IP: Machines have been cultivating empathy in us for a long time.

MAX: I wonder if you coud expand on this for me?


Strange but true: a lot of the first post was whimsy, meant to suggest certain things, but not to work them all out.

Shanks's post is on about the equivalence of ascribing consciousness "machines" and "non-machines." I answered that the term "consciousness" is problematic. If it is, it might pose a problem for the those who want to discuss AI as a form of consciousness. Obviously, I don't think it is one, or that it will ever become one. In fact, I don't think there is any such thing as a 'form of consciousness' for it to become

A more interesting question, then, is to consider the point at which machines might become members of an ethical community. I am suggesting that that would be the point at which we have empathy for them. This exceeds any connection with language, so I'm not going to pursue it here.
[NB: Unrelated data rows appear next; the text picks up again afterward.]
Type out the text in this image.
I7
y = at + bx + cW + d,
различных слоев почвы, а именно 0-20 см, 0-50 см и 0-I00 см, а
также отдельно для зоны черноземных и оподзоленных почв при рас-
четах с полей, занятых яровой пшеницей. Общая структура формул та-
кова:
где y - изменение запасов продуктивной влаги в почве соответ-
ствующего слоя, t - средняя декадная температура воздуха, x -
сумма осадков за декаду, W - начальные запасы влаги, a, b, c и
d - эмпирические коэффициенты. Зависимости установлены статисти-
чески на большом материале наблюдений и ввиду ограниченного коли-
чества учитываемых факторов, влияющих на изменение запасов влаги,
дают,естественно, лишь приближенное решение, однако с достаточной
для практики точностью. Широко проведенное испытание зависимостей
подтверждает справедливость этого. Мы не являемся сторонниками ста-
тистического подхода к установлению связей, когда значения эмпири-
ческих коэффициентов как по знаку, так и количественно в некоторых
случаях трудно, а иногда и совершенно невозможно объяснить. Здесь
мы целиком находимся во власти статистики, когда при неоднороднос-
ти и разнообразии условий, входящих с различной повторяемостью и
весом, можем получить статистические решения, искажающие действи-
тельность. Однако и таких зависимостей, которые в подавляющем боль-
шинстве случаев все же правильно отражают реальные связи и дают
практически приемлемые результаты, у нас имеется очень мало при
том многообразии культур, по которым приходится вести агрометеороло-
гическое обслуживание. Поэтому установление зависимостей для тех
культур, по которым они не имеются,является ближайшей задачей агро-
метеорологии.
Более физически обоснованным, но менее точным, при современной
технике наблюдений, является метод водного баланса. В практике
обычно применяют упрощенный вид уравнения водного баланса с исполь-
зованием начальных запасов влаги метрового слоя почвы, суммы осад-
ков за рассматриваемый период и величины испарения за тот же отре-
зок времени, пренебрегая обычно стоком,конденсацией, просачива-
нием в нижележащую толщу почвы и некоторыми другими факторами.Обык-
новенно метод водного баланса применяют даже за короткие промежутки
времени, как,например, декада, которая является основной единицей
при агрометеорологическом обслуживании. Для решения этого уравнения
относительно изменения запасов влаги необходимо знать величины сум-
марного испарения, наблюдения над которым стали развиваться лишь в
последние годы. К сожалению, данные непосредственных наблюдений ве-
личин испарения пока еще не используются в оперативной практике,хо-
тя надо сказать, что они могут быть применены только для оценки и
The line you're asking about is a quip: Once machines have entered into the ethical community, their empathy for us would be no less significant than ours for them. It is our empathy which will have recognized them as members of the ethical community. Once they are members of that community, their recognition of us will be no less important than ours of them.

In the line you ask about, the process is retroactive. The irony is that machines, which cannot yet be considered members of an ethical community are preparing us to admit them into it. This is farce, meant to point out the way we subordinate ourselves to machines. And to subordinate one's self is a hair's breadth from being subordinated by another. (shanks will call a category error).

Some machines that ravage are purchased under such burden of debt that they can never be shut down and operate as though with a purpose of their own. They subordinate our interests to theirs (as it were); in this way they individuate themselves this way over and against us: they demand to be recognized.

It's an old image. Wagner used it. The sentence is farce, but I think there's truth to it.